The issue we are working closely on is building out of the gate reliability, making sure [the Electromagnetic Aircraft Launch System (EMALS)] and [Advanced Arresting Gear (AAG)] has the right sparing, parts and equipment in the event that something breaks,” Meier said, according to Defense News. "But it’s also making sure we have the right procedures and methodologies so those things don’t break.”
“We’re still not where we want to be, but we’ve made great strides and we’re getting better every year,” he added.
The first in a new class of aircraft carriers originally intended to replace the aging Nimitz-class carriers, the USS Ford boasts a bevy of new systems, including the EMALS, AAG, high-speed munitions elevators and a new propulsion system, among 19 other new tech items. However, each of these systems has had to overcome major design flaws that have delayed the Ford from its expected first tour of duty in 2018. The warship is also significantly over-budget, costing more than $13 billion at last estimate.
For example, when the warship was delivered to the Navy in 2018, not one of the 11 weapons elevators, which lift munitions up to the flight deck to be loaded onto waiting aircraft, was working.
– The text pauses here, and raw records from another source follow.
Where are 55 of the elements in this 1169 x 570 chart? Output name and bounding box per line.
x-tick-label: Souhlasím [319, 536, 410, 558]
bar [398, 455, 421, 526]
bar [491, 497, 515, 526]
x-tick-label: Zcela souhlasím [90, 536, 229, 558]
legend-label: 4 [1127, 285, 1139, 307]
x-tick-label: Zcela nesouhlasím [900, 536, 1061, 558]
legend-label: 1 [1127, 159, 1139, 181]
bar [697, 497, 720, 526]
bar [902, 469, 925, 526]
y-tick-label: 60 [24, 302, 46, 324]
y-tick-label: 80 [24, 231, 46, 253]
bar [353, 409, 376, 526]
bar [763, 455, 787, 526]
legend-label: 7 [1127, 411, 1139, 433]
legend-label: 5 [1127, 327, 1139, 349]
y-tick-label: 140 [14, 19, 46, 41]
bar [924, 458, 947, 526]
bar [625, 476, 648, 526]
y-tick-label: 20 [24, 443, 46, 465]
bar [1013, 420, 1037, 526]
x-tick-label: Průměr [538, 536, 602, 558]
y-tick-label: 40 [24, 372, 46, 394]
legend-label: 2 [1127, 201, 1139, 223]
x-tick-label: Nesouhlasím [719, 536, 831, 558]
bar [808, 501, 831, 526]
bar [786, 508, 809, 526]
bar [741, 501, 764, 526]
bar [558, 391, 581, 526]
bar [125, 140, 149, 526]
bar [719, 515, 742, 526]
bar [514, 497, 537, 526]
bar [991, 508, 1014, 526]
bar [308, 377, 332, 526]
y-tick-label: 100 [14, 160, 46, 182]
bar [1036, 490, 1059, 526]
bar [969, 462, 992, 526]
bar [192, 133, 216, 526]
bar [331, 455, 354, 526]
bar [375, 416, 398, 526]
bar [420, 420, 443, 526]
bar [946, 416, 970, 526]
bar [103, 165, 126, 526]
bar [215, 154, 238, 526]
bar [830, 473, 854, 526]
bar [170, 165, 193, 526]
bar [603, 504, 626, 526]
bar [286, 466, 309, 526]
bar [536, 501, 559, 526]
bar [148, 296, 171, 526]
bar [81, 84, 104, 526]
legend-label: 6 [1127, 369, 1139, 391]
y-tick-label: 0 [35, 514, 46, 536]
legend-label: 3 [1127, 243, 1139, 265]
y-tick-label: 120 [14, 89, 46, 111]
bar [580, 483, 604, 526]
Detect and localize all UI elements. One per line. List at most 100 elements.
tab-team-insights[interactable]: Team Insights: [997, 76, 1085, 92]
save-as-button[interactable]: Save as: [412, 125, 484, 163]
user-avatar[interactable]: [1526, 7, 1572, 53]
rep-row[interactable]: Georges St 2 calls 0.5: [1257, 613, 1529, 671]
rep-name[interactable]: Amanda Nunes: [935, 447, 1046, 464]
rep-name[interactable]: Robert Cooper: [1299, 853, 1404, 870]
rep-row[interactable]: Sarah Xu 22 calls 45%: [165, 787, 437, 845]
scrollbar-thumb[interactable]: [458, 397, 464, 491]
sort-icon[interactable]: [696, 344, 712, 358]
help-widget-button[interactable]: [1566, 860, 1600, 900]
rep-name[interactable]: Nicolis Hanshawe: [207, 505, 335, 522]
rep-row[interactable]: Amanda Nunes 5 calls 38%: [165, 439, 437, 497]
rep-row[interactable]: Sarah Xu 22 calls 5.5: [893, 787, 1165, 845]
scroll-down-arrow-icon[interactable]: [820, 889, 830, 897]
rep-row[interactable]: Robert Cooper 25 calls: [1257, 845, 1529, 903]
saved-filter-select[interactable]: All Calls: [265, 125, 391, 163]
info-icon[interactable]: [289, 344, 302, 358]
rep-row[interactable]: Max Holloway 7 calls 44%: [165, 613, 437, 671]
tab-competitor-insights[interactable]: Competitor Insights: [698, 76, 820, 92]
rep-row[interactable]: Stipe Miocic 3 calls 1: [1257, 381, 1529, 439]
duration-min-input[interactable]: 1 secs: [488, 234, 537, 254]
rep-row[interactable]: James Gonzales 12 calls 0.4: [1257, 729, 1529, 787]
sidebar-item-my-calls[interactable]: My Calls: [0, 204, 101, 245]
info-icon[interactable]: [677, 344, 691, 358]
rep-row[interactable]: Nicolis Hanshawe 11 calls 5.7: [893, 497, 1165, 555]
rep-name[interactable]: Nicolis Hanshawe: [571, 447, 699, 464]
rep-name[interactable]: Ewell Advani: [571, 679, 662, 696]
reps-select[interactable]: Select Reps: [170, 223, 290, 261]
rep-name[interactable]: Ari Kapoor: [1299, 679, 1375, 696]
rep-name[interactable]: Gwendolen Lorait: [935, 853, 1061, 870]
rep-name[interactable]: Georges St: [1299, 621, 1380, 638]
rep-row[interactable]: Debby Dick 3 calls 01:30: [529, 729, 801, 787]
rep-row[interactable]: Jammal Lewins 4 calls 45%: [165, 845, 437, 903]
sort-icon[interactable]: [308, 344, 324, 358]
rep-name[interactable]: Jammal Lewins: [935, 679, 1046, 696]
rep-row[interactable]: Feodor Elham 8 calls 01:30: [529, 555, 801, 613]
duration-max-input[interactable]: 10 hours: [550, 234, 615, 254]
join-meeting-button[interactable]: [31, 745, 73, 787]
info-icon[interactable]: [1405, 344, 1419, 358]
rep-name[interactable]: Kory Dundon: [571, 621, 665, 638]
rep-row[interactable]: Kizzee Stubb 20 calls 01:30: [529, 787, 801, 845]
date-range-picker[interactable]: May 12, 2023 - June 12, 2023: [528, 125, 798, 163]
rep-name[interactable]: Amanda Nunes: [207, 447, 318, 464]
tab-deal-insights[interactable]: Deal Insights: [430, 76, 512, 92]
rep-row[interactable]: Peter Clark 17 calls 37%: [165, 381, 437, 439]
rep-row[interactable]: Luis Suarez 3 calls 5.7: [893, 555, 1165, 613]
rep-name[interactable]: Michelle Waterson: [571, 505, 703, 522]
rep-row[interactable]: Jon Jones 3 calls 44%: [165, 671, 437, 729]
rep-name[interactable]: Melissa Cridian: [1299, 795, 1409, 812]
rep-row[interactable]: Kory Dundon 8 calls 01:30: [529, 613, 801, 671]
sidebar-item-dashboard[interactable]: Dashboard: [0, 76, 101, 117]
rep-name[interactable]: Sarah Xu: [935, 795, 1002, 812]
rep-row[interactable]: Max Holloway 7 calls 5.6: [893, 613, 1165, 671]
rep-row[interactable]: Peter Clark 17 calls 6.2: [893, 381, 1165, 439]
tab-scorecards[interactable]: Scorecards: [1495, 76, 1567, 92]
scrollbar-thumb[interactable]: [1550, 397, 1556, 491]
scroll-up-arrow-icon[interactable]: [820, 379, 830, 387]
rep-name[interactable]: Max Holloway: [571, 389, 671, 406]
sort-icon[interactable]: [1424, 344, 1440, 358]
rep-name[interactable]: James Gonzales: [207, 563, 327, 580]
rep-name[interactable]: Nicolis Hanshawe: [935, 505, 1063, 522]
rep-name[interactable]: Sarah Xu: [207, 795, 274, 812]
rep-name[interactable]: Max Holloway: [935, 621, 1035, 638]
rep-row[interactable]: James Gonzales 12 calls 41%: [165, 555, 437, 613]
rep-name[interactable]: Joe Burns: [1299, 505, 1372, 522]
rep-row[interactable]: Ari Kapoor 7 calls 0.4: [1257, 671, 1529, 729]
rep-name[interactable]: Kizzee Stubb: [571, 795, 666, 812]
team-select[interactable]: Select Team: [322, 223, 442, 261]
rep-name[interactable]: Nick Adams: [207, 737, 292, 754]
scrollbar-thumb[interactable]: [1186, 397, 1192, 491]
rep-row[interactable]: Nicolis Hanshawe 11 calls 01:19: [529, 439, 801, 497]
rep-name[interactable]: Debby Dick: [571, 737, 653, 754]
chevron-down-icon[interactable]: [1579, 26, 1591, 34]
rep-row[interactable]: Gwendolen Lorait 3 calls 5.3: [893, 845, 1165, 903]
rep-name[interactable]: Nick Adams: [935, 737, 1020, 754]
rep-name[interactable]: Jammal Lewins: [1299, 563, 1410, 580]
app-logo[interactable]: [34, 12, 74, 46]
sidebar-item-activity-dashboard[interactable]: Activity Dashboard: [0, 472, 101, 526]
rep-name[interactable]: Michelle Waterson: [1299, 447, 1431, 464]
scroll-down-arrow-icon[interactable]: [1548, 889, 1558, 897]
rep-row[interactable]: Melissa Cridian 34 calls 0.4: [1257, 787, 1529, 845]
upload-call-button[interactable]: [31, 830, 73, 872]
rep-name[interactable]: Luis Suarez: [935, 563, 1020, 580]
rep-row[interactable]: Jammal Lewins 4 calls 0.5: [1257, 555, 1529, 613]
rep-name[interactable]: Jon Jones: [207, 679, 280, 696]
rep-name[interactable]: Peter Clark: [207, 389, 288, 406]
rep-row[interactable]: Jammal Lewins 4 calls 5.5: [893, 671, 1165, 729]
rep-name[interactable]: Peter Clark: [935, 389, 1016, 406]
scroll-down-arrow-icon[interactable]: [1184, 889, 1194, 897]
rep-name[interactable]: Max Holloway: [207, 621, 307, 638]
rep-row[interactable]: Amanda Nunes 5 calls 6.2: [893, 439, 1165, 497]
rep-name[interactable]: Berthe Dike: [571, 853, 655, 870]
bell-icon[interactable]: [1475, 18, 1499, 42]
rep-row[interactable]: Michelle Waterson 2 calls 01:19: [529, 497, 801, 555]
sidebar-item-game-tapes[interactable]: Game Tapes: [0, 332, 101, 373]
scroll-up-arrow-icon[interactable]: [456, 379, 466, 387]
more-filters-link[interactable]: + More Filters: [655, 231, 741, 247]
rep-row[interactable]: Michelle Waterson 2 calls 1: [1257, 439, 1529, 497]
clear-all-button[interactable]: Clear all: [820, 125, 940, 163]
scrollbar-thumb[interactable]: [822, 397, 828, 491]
Then-Secretary of the Navy Richard V. Spencer promised they would be online by the summer of 2019, telling US President Donald Trump, “The elevators will be ready when she pulls out, or you can fire me.” More than a year later, Spencer is gone - thanks to a scandal involving a pardoned US Navy SEAL - but just six of the elevators are working.
The advanced EMALS, which launches aircraft off the front of the ship and into the skies, has been frustratingly unreliable as well. Even after years of fine-tuning the new system, it broke down during a “historic underway” this past June, leaving the carrier’s 80-odd aircraft stuck in the hangar. Previous carriers used a steam-powered system that was clunky, if reliable. Shipmaker Huntington Ingalls has promised that if the EMALS is working correctly, it is faster than a steam catapult, but that “if” remains as important as ever.
The continued delays led the Navy to fire the head of the Ford’s program office in July. In March, then-acting Navy Secretary Thomas Modly said the fourth ship in the Ford class, the USS Doris Miller recently bought by Congress, would likely be the last of its class. The second and third Ford-class carriers, the USS John F. Kennedy and USS Enterprise, are at various stages of construction.